9.What guidance would you offer to marketing professionals navigating today’s fast-paced, technology-driven environment?
My most important counsel is this: humanize everything. We are living through a period of extraordinary technological change. Artificial intelligence is not a future consideration; it is a present reality that is already transforming our industry. Every marketing and communications professional must engage with AI, understand it, learn how to use it, and integrate it into their practice. Speed of adaptation is no longer optional.

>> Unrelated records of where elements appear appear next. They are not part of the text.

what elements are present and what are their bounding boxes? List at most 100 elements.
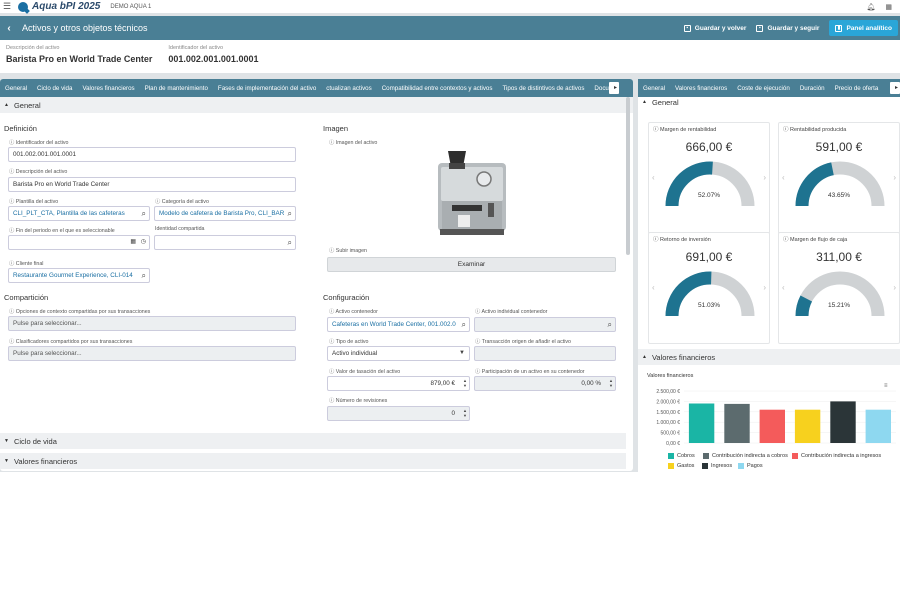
left-tab-1[interactable]: Ciclo de vida xyxy=(32,85,77,92)
search-icon[interactable]: ⌕ xyxy=(462,318,466,331)
prev-arrow-icon[interactable]: ‹ xyxy=(782,173,785,182)
legend-item[interactable]: Contribución indirecta a ingresos xyxy=(792,453,881,459)
classifiers-select[interactable]: Pulse para seleccionar... xyxy=(8,346,296,361)
description-field[interactable]: Barista Pro en World Trade Center xyxy=(8,177,296,192)
environment-label: DEMO AQUA 1 xyxy=(110,3,152,10)
y-tick-label: 2.000,00 € xyxy=(656,399,680,405)
template-field[interactable]: CLI_PLT_CTA, Plantilla de las cafeteras ⌕ xyxy=(8,206,150,221)
asset-type-select[interactable]: Activo individual ▼ xyxy=(327,346,470,361)
legend-item[interactable]: Ingresos xyxy=(702,463,732,469)
stepper-icon[interactable]: ▲ ▼ xyxy=(463,408,467,418)
categoria-label: ⓘ Categoría del activo xyxy=(155,199,209,205)
legend-item[interactable]: Cobros xyxy=(668,453,695,459)
left-tab-3[interactable]: Plan de mantenimiento xyxy=(140,85,213,92)
legend-item[interactable]: Contribución indirecta a cobros xyxy=(703,453,788,459)
plantilla-label: ⓘ Plantilla del activo xyxy=(9,199,59,205)
left-tab-6[interactable]: Compatibilidad entre contextos y activos xyxy=(377,85,498,92)
stepper-icon[interactable]: ▲ ▼ xyxy=(463,378,467,388)
legend-item[interactable]: Gastos xyxy=(668,463,694,469)
expand-icon: ▼ xyxy=(4,458,9,464)
right-tabs: General Valores financieros Coste de ejecu… xyxy=(638,79,900,97)
search-icon[interactable]: ⌕ xyxy=(288,207,292,220)
gauge-track xyxy=(795,271,885,317)
y-tick-label: 0,00 € xyxy=(666,441,680,447)
shared-identity-field[interactable]: ⌕ xyxy=(154,235,296,250)
save-back-button[interactable]: ▪ Guardar y volver xyxy=(683,24,746,32)
hamburger-menu-icon[interactable]: ☰ xyxy=(0,1,14,12)
legend-swatch xyxy=(738,463,744,469)
prev-arrow-icon[interactable]: ‹ xyxy=(652,173,655,182)
section-general-header[interactable]: ▲ General xyxy=(0,97,633,113)
right-tab-4[interactable]: Precio de oferta xyxy=(830,85,884,92)
search-icon[interactable]: ⌕ xyxy=(142,269,146,282)
container-asset-field[interactable]: Cafeteras en World Trade Center, 001.002… xyxy=(327,317,470,332)
right-tab-1[interactable]: Valores financieros xyxy=(670,85,732,92)
kpi-value: 666,00 € xyxy=(685,140,733,154)
calendar-icon[interactable]: ▦ xyxy=(130,236,136,249)
next-arrow-icon[interactable]: › xyxy=(893,283,896,292)
individual-container-field[interactable]: ⌕ xyxy=(474,317,616,332)
search-icon[interactable]: ⌕ xyxy=(142,207,146,220)
right-tab-0[interactable]: General xyxy=(638,85,670,92)
browse-button[interactable]: Examinar xyxy=(327,257,616,272)
section-valores-header[interactable]: ▼ Valores financieros xyxy=(0,453,626,469)
search-icon[interactable]: ⌕ xyxy=(608,318,612,331)
analytics-panel-button[interactable]: ▮ Panel analítico xyxy=(829,20,898,36)
right-tab-2[interactable]: Coste de ejecución xyxy=(732,85,795,92)
bell-icon[interactable]: 🔔︎ xyxy=(866,3,875,11)
clock-icon[interactable]: ◷ xyxy=(141,236,146,249)
bar-2 xyxy=(759,409,785,443)
search-icon[interactable]: ⌕ xyxy=(288,236,292,249)
left-tab-2[interactable]: Valores financieros xyxy=(77,85,139,92)
appraisal-value-field[interactable]: 879,00 € ▲ ▼ xyxy=(327,376,470,391)
participation-field[interactable]: 0,00 % ▲ ▼ xyxy=(474,376,616,391)
id-field[interactable]: 001.002.001.001.0001 xyxy=(8,147,296,162)
context-options-select[interactable]: Pulse para seleccionar... xyxy=(8,316,296,331)
back-arrow-icon[interactable]: ‹ xyxy=(0,23,18,34)
left-tab-4[interactable]: Fases de implementación del activo xyxy=(213,85,321,92)
kpi-general-header[interactable]: ▲ General xyxy=(638,97,900,107)
left-tab-5[interactable]: ctualizan activos xyxy=(321,85,376,92)
imagen-label: ⓘ Imagen del activo xyxy=(329,140,378,146)
kpi-value: 691,00 € xyxy=(685,250,733,264)
gauge-fill xyxy=(795,162,835,207)
revisions-field[interactable]: 0 ▲ ▼ xyxy=(327,406,470,421)
next-arrow-icon[interactable]: › xyxy=(763,283,766,292)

But here is what AI cannot replicate: genuine human connection. The ability to understand what moves people, to craft a message that resonates at a cultural and emotional level, to build trust through authentic engagement, these are fundamentally human skills. In a world increasingly saturated with AI-generated content, the professionals who can balance technological fluency with deep human intelligence will be the ones who stand out.
My practical advice: invest relentlessly in your own development. Read widely, not just within marketing and communications. Seek mentors who challenge your thinking. Collaborate across borders and disciplines. Build your network with intention, not just ambition. And above all, be curious about people, about culture, about the forces shaping the world your audiences inhabit.
The future belongs to marketing and communications professionals who can think strategically, communicate authentically, and adapt continuously. These are learnable skills. The question is whether you are willing to do the work.
10.What legacy do you hope to leave for the next generation of marketers, and how do you envision the future of the profession?
Legacy, for me, lives in two places: in institutions and in people. Through Node Group, I hope to leave behind an agency that has genuinely changed the standard of what marketing and communications practice looks like in Uganda and across the region. One that has demonstrated, through sustained excellence, that African agencies can compete at a global level, not by imitating others, but by bringing our own creativity, cultural intelligence, and strategic rigor to the table.
Through the PR Fundi Masterclasses, through Journey to the Boardroom, through every mentorship conversation and coaching engagement, I hope to leave behind a generation of practitioners who are not just technically skilled, but who lead with integrity, think boldly, and communicate with purpose. People who understand that marketing and communications is not just about selling products; it is about shaping perception, building trust, and contributing to the society around them.
As for the future of the profession, I believe marketing and communications is entering one of its most exciting and demanding periods. The integration of AI, the increasing importance of data and behavioral insight, the growing demand for authentic brand purpose, and the acceleration of digital communication are all converging to create a profession that is at once more powerful and more responsible than ever before. The marketers and communicators who will shape this future are those who understand that human intelligence and artificial intelligence are not in competition; they are complements. Master both, stay curious, and never lose sight of the people you are ultimately serving. That is the vision I am working towards, and the legacy I hope to leave.